PERMIT APPEALS FOR DECISION-MAKING POWER
Mountain Watershed Association V.
Department of environmental protection and LTc energy
A new coal mine was being proposed in Southwest PA and our client felt permits that significant impacts were being completely overlooked.
We used the permitting appeals process force the operators to take further safety measures and to guarantee the impacted community had decision-making power.
In 2015, the Pennsylvania Department of Environmental Protection (DEP) issued permits to Rustic Ridge Mine No. 1. The Mountain Watershed Association (MWA) was opposed to the Rustic Ridge mine for its impacts on property values, traffic, air and water pollution, aesthetic beauty of our community etc. Our case though, rested on the effect the mine has on our watershed. In particular, we had two strong points in our case: 1) The barrier between an older mine and Rustic Ridge was insufficient and 2) The discharges into Champion Creek would overwhelm the stream.
Getting the case to court
The process of challenging an environmental permit involves all-out litigation - On appeal, the judge's role would have been to review the Department’s permitting decisions. To overturn a permitting decision, we were required to prove by a preponderance of the evidence that DEP either abused its discretion or acted contrary to law.
While overturning a permitting decision is never easy, we engaged numerous experts who would help us carry our burden and establish for the Board the devastating impacts the mine would have under the current permit. Our lawyers and mining expert worked to establish the greatest protections for not only our watershed but also our communities. The commitments that were secured go well beyond what could have been achieved before the Environmental Hearing Board.

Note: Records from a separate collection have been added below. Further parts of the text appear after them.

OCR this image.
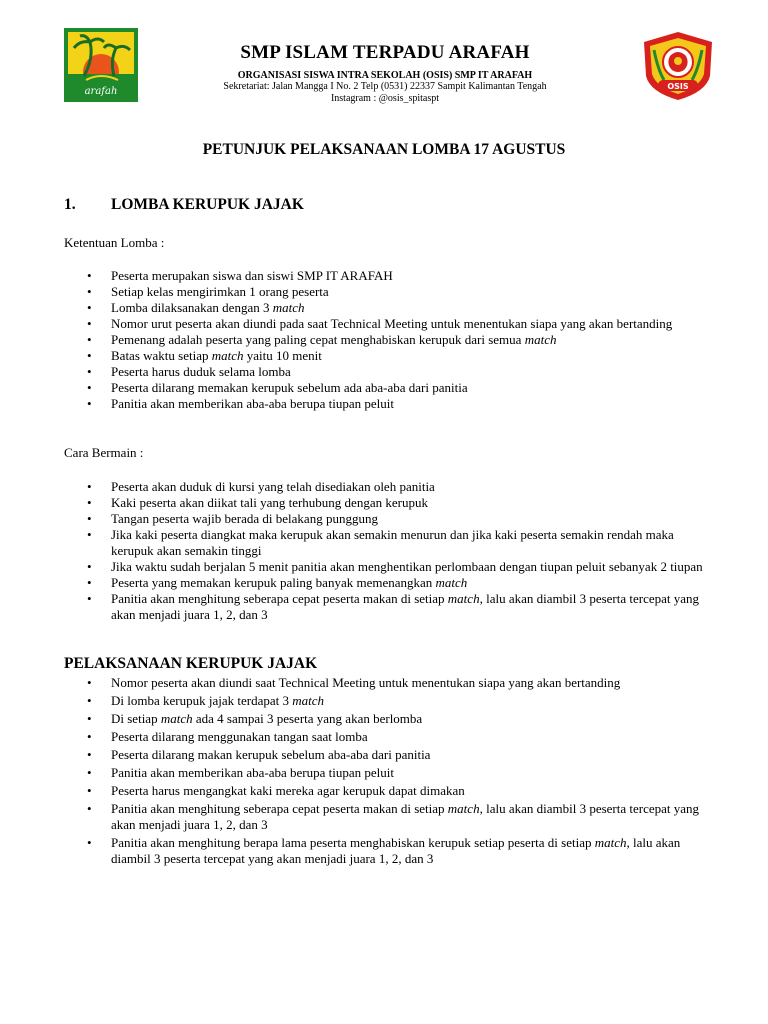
arafah	OSIS
SMP ISLAM TERPADU ARAFAH
ORGANISASI SISWA INTRA SEKOLAH (OSIS) SMP IT ARAFAH
Sekretariat: Jalan Mangga I No. 2 Telp (0531) 22337 Sampit Kalimantan Tengah
Instagram : @osis_spitaspt
PETUNJUK PELAKSANAAN LOMBA 17 AGUSTUS
1. LOMBA KERUPUK JAJAK
Ketentuan Lomba :
• Peserta merupakan siswa dan siswi SMP IT ARAFAH
• Setiap kelas mengirimkan 1 orang peserta
• Lomba dilaksanakan dengan 3 match
• Nomor urut peserta akan diundi pada saat Technical Meeting untuk menentukan siapa yang akan bertanding
• Pemenang adalah peserta yang paling cepat menghabiskan kerupuk dari semua match
• Batas waktu setiap match yaitu 10 menit
• Peserta harus duduk selama lomba
• Peserta dilarang memakan kerupuk sebelum ada aba-aba dari panitia
• Panitia akan memberikan aba-aba berupa tiupan peluit
Cara Bermain :
• Peserta akan duduk di kursi yang telah disediakan oleh panitia
• Kaki peserta akan diikat tali yang terhubung dengan kerupuk
• Tangan peserta wajib berada di belakang punggung
• Jika kaki peserta diangkat maka kerupuk akan semakin menurun dan jika kaki peserta semakin rendah maka kerupuk akan semakin tinggi
• Jika waktu sudah berjalan 5 menit panitia akan menghentikan perlombaan dengan tiupan peluit sebanyak 2 tiupan
• Peserta yang memakan kerupuk paling banyak memenangkan match
• Panitia akan menghitung seberapa cepat peserta makan di setiap match, lalu akan diambil 3 peserta tercepat yang akan menjadi juara 1, 2, dan 3
PELAKSANAAN KERUPUK JAJAK
• Nomor peserta akan diundi saat Technical Meeting untuk menentukan siapa yang akan bertanding
• Di lomba kerupuk jajak terdapat 3 match
• Di setiap match ada 4 sampai 3 peserta yang akan berlomba
• Peserta dilarang menggunakan tangan saat lomba
• Peserta dilarang makan kerupuk sebelum aba-aba dari panitia
• Panitia akan memberikan aba-aba berupa tiupan peluit
• Peserta harus mengangkat kaki mereka agar kerupuk dapat dimakan
• Panitia akan menghitung seberapa cepat peserta makan di setiap match, lalu akan diambil 3 peserta tercepat yang akan menjadi juara 1, 2, dan 3
• Panitia akan menghitung berapa lama peserta menghabiskan kerupuk setiap peserta di setiap match, lalu akan diambil 3 peserta tercepat yang akan menjadi juara 1, 2, dan 3
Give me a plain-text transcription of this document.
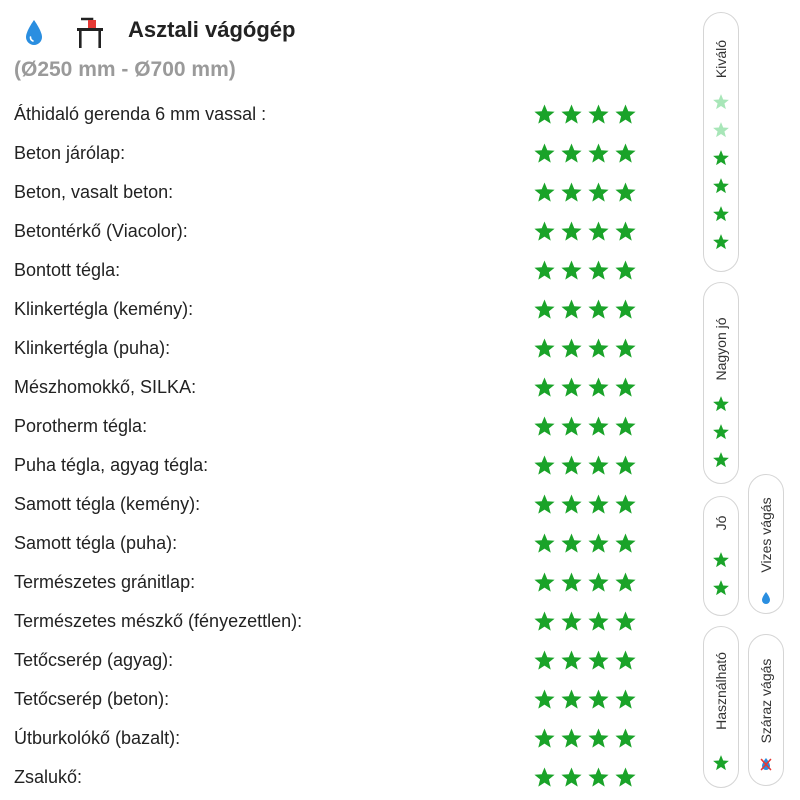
Asztali vágógép
(Ø250 mm - Ø700 mm)
Áthidaló gerenda 6 mm vassal :
Beton járólap:
Beton, vasalt beton:
Betontérkő (Viacolor):
Bontott tégla:
Klinkertégla (kemény):
Klinkertégla (puha):
Mészhomokkő, SILKA:
Porotherm tégla:
Puha tégla, agyag tégla:
Samott tégla (kemény):
Samott tégla (puha):
Természetes gránitlap:
Természetes mészkő (fényezettlen):
Tetőcserép (agyag):
Tetőcserép (beton):
Útburkolókő (bazalt):
Zsalukő:
Kiváló
Nagyon jó
Jó
Használható
Vizes vágás
Száraz vágás
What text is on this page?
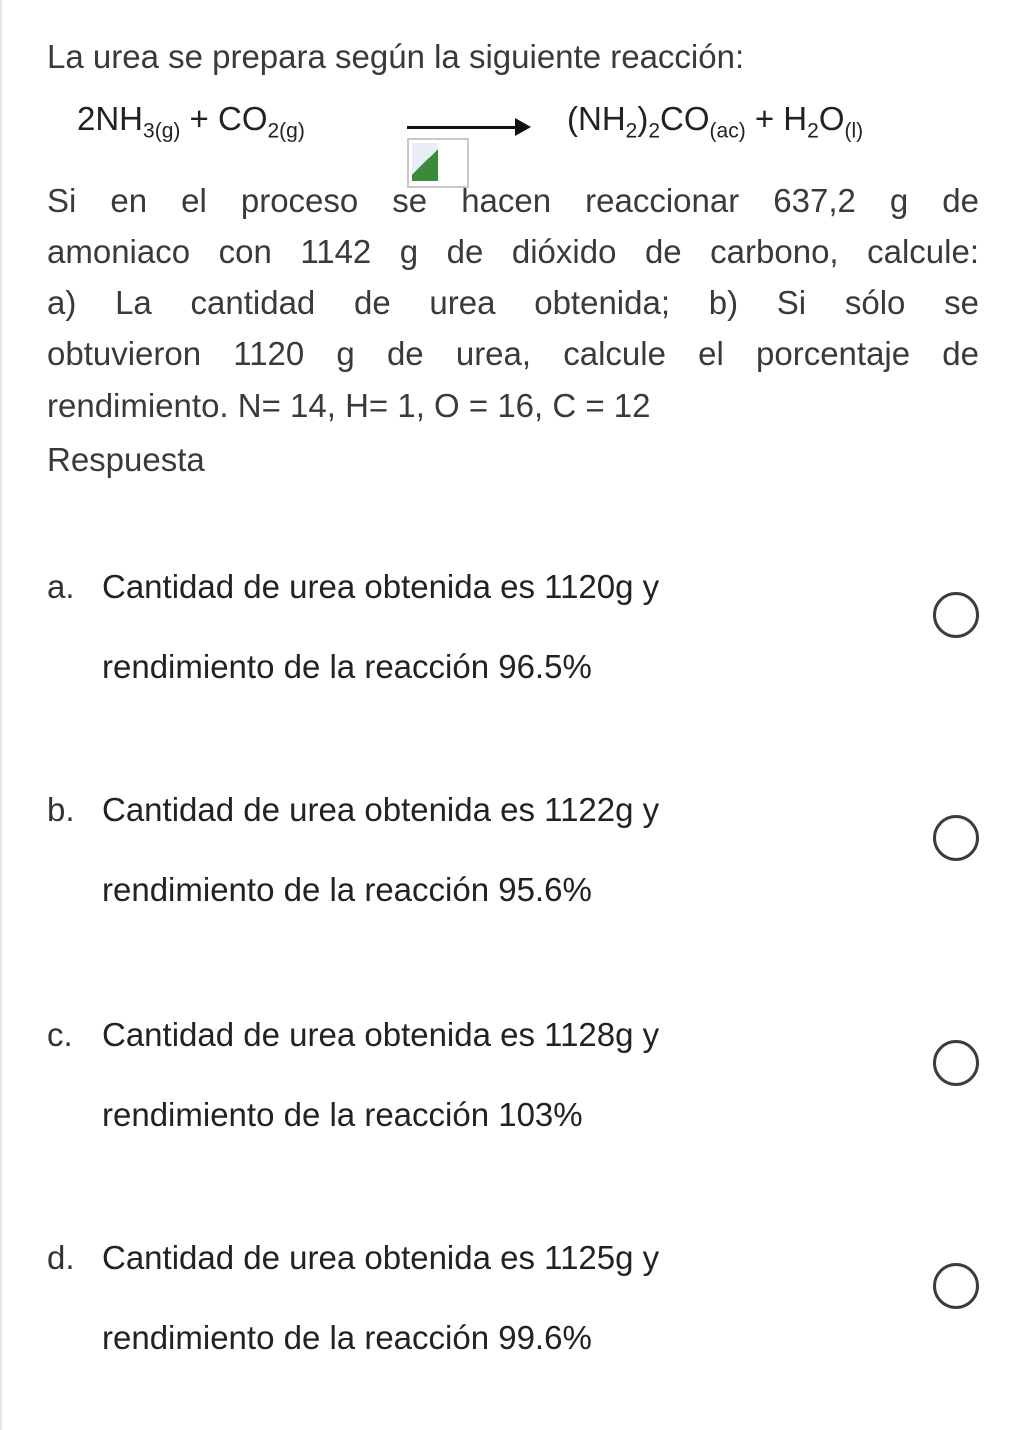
La urea se prepara según la siguiente reacción:
$2NH_{3(g)} + CO_{2(g)}$	$(NH_2)_2CO_{(ac)} + H_2O_{(l)}$
Si en el proceso se hacen reaccionar 637,2 g de
amoniaco con 1142 g de dióxido de carbono, calcule:
a) La cantidad de urea obtenida; b) Si sólo se
obtuvieron 1120 g de urea, calcule el porcentaje de
rendimiento. N= 14, H= 1, O = 16, C = 12
Respuesta
a. Cantidad de urea obtenida es 1120g y
rendimiento de la reacción 96.5%
b. Cantidad de urea obtenida es 1122g y
rendimiento de la reacción 95.6%
c. Cantidad de urea obtenida es 1128g y
rendimiento de la reacción 103%
d. Cantidad de urea obtenida es 1125g y
rendimiento de la reacción 99.6%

Through settlement, MWA was able to secure commitments from LCT to amend the most egregious problems with its permits. Settling provided them with access to information our experts deemed important to monitor through the following measures:
Barriers: 800 foot barrier increased to 1400 foot horizontal barrier between the Melcroft No. 3 abandoned mine & the new Rustic Ridge No. 1 Mine; a piezometer will be placed in the barrier to detect water level changes that would indicate an illicit discharge to the Melcroft No. 3; and quarterly monitoring and more frequent monitoring the closer the mining comes to the barrier of that piezometer goes to MWA.
Temperature: relocation of the wastewater outfall to a downstream location just prior to the confluence with Champion Creek.
Flow: 1500 gpm flow from dewatering of the coal seam reduced to 1,000 gpm to ensure that streambed erosion does not occur.
Noise & blasting: eliminated fan shaft & return shaft through development of three slopes in the pit; location of variable frequency fan underground during slope development; peak particle velocity limited to 1.0 inch per second; air blast limited to 126 db; seismograph installed at home nearest to mine & readings from the seismograph go to MWA.
Lighting: dark sky & canopy lighting to be used.
Information: Discharge Monitoring Reports, pumping rates & six month mining map to be provided to MWA regularly.
This settlement, which likely looks incredibly practical and reasonable, marks the first time in years that my client actually felt heard in the permit appeal process. On many occasions, we reached out to the governmental decision-makers to try to make the exact points that the settlement agreement ultimately rested upon.
The governmental attorney's response to our requests? Either that there's no need to meet or that my client has the ability to comment on the permit in the same way as everyone else. It is more than fair to criticize the PA governmental attorneys' apparent inability to do anything other than work to obstruct individuals and community organization's ability to be heard and valued.
It's not just the governmental attorney at fault. There's absolutely no reason that industries seeking permits cannot start the process of valuing the community in which they seek to operate long before a permit is even in draft form. If lawyers for those industrial users choose to push things through bureaucratic processes without valuing individuals and communities, then they should expect that hearings on the merits will focus on creating value by increased recordkeeping and data development as permit conditions, and by reducing environmental impact through more stringent pollution control requirements subject to citizen enforcement.
The way to engage in these otherwise lopsided hearing processes and ensure that you are meeting your client's objective of being valued in the environmental decision-making process is to see the attorney's role - for the industrial client, for the individual or community organization, and even for the government - as a true counselor, which involves much more than simply predicting the outcome of a legal argument. Lawyers as counselors can build value in all parts of the community and build community wealth.